Communication & Collaboration Tooling
In order to implement the practices above, remote teams require the appropriate tools to maintain collaboration and communication in ways that keep people on the same page. Our developers will always gladly use our client’s preferred collaboration tools. However, in cases where there are none, we provide them along with guidance in how to use them. These tools can include any number of the following platforms:
- Group chat messengers like Slack that allow us to quickly and easily integrate communication layers, and even streamline other processes into the chat itself (via chatbots).

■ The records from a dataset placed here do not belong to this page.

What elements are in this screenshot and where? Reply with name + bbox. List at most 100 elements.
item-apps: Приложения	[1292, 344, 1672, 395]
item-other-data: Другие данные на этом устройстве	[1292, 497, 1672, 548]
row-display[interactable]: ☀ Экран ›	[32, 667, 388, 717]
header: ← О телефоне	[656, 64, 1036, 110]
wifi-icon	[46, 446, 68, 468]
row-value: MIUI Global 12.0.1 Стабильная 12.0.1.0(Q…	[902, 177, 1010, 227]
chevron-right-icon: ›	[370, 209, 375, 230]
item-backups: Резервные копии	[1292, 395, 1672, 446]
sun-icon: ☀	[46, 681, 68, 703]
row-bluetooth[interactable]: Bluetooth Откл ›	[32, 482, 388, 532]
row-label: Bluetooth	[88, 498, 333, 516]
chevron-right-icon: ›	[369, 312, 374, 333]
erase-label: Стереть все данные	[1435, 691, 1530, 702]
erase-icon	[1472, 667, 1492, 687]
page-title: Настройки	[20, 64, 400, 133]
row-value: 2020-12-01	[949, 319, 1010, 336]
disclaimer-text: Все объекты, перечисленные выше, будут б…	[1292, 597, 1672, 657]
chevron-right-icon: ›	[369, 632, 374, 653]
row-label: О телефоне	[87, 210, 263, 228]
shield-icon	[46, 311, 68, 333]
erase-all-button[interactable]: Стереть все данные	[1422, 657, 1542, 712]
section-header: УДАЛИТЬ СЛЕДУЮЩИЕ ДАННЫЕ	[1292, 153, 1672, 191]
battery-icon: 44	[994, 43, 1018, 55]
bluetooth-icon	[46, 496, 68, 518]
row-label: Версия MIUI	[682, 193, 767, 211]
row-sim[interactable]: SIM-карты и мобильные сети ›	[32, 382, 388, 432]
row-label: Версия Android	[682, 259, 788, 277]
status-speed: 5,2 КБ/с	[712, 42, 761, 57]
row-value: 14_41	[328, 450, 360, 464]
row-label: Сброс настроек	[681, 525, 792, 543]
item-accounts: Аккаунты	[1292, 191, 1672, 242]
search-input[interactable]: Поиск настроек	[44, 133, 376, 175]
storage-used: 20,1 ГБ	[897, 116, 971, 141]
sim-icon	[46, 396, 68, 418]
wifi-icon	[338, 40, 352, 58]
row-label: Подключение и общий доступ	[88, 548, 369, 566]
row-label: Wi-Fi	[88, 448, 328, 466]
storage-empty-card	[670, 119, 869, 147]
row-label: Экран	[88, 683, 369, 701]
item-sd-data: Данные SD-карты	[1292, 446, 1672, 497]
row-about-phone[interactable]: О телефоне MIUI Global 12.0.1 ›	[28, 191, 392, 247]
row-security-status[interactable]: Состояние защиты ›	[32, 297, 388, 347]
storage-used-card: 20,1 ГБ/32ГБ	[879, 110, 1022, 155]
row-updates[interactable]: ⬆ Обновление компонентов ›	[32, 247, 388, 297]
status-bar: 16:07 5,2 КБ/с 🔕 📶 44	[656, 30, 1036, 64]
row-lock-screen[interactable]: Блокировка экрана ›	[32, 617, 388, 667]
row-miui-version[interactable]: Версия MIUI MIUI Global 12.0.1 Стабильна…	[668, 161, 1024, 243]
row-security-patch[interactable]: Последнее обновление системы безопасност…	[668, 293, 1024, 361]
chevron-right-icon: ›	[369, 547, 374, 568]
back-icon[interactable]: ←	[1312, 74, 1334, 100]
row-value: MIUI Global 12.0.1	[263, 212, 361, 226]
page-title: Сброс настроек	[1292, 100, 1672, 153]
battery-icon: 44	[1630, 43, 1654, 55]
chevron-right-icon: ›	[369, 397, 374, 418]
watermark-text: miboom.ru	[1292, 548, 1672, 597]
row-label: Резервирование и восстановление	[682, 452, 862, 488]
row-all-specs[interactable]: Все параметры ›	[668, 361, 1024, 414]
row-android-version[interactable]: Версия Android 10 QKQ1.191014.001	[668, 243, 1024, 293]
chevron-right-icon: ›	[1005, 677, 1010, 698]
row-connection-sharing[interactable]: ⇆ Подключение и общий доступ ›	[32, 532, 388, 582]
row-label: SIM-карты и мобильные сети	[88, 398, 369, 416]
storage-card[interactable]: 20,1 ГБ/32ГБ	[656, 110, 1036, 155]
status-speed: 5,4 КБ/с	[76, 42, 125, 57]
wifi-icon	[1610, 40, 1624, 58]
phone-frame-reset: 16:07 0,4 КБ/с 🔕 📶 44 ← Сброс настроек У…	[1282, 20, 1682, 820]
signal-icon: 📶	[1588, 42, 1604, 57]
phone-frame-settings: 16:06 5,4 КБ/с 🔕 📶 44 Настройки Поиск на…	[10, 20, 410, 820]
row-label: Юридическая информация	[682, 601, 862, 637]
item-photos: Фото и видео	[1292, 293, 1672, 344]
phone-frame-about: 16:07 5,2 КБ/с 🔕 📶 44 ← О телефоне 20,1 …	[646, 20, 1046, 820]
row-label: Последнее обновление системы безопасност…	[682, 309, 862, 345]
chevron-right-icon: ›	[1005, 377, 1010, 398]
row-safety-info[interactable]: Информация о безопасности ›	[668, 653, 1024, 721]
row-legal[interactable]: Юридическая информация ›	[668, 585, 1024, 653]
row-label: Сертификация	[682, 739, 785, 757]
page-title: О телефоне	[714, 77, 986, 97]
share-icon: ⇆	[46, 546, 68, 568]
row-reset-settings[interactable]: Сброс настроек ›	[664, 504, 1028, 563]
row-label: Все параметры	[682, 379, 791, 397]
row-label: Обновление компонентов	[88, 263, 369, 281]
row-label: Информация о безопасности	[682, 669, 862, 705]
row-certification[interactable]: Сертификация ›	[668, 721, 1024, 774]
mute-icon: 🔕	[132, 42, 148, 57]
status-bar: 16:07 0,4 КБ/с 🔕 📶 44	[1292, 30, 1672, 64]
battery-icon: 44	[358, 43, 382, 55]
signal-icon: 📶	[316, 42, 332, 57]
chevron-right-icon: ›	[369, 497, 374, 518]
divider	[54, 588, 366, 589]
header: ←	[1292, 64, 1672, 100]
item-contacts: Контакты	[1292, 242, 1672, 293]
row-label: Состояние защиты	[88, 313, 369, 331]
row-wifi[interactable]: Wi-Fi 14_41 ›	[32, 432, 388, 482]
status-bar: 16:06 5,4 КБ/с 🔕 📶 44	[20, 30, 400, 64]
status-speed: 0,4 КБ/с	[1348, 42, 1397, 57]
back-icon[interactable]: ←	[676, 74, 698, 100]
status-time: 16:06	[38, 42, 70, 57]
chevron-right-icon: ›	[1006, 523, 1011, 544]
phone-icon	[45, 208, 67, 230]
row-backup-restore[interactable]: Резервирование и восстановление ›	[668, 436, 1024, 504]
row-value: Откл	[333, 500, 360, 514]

- A good project management platform is the bread and butter of modern software development. Everything from project backlogs, features in development, task lists, documentation and much more should be stored in one easy-to-use place.
- Developer hourly logging is something special that Polcode provides, so that our clients can see exactly what was done, and what they’re paying for.
- Collaborative prototyping tools are often used during the MVP stages to get all stakeholders involved in how the app or feature will work (at least approximately).
Achieving Universal Alignment
Okay, it’s not realistic to perfectly align everyone, all the time, for every project. What matters in achieving business alignment with software development is that good communication is put front and center. Recurring meetings aren’t always enough to get sales, development, business, marketing and testers on the same page. Instead, practicing team alignment at every stage of the process ensures that everyone goes through the same journey, instead of experiencing an end-result. By moving towards the same goals, you can reverse-engineer ideal business outcomes without leaving anyone behind.